Ivano-Frankivsk Oblast
- Proportion: 2:3
- Adopted: 2001; 25 years ago
- Design: White field with a black jackdaw. Both the vertical edges are decorated by two different narrow bicolors.
- Designed by: Andriy Grechylo (Андрій Ґречило)

= Flag of Ivano-Frankivsk Oblast =

The flag of Ivano-Frankivsk Oblast (Прапор Івано-Франківської області; translit.: Prapor Ivano-Frankivs'koi oblasti) is the official flag of Ivano-Frankivsk Oblast, an oblast in Ukraine. It is a symbol of the Ivano-Frankivsk Oblast that inherits a historical tradition of using regional symbols and is an attribute of the local government and executive powers.

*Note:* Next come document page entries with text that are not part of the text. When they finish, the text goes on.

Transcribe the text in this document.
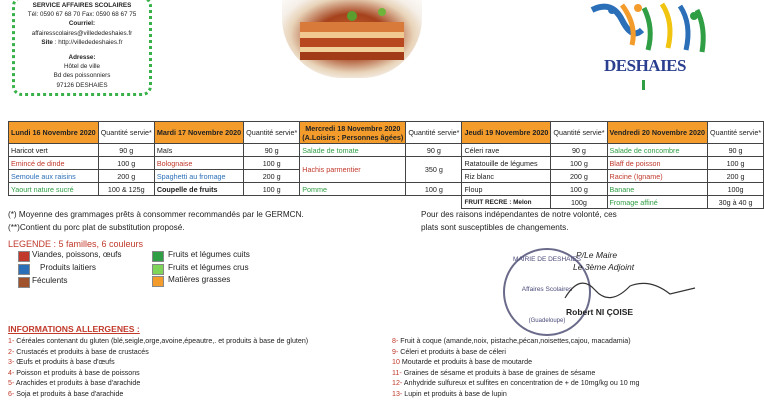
SERVICE AFFAIRES SCOLAIRES
Tél: 0590 67 68 70 Fax: 0590 68 67 75
Courriel:
affairesscolaires@villededeshaies.fr
Site : http://villededeshaies.fr
Adresse:
Hôtel de ville
Bd des poissonniers
97126 DESHAIES
DESHAIES
Lundi 16 Novembre 2020	Quantité servie*	Mardi 17 Novembre 2020	Quantité servie*	Mercredi 18 Novembre 2020
(A.Loisirs ; Personnes âgées)	Quantité servie*	Jeudi 19 Novembre 2020	Quantité servie*	Vendredi 20 Novembre 2020	Quantité servie*
Haricot vert	90 g	Maïs	90 g	Salade de tomate	90 g	Céleri rave	90 g	Salade de concombre	90 g
Emincé de dinde	100 g	Bolognaise	100 g	Hachis parmentier	350 g	Ratatouille de légumes	100 g	Blaff de poisson	100 g
Semoule aux raisins	200 g	Spaghetti au fromage	200 g			Riz blanc	200 g	Racine (Igname)	200 g
Yaourt nature sucré	100 & 125g	Coupelle de fruits	100 g	Pomme	100 g	Floup	100 g	Banane	100g
						FRUIT RECRE : Melon	100g	Fromage affiné	30g à 40 g
(*) Moyenne des grammages prêts à consommer recommandés par le GERMCN.
(**)Contient du porc plat de substitution proposé.
Pour des raisons indépendantes de notre volonté, ces
plats sont susceptibles de changements.
LEGENDE : 5 familles, 6 couleurs
Viandes, poissons, œufs
Produits laitiers
Féculents
Fruits et légumes cuits
Fruits et légumes crus
Matières grasses
MAIRIE DE DESHAIES
Affaires Scolaires
(Guadeloupe)
P/Le Maire
Le 3ème Adjoint
Robert NI ÇOISE
INFORMATIONS ALLERGENES :
1- Céréales contenant du gluten (blé,seigle,orge,avoine,épeautre,. et produits à base de gluten)
2- Crustacés et produits à base de crustacés
3- Œufs et produits à base d'œufs
4- Poisson et produits à base de poissons
5- Arachides et produits à base d'arachide
6- Soja et produits à base d'arachide
8- Fruit à coque (amande,noix, pistache,pécan,noisettes,cajou, macadamia)
9- Céleri et produits à base de céleri
10 Moutarde et produits à base de moutarde
11- Graines de sésame et produits à base de graines de sésame
12- Anhydride sulfureux et sulfites en concentration de + de 10mg/kg ou 10 mg
13- Lupin et produits à base de lupin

The flag represents a banner of 2:3 proportion. In the middle of a white field is depicted a black jackdaw with raised wings and golden (yellow) crown, while facing the flagpole. At the flagpole side and along the side stretch red and black stripes, while on the opposite side the same way stretch blue and yellow stripes. The width of each stripe consists of 1/12 of the flag's length. The jackdaw with a crown represents the city of Halych, the traditional center of Galicia (Halych Land). The stripes represent the tradition of a fight for independence. The red and black stripes are the UPA colors, while the blue and yellow are the colors of national colors.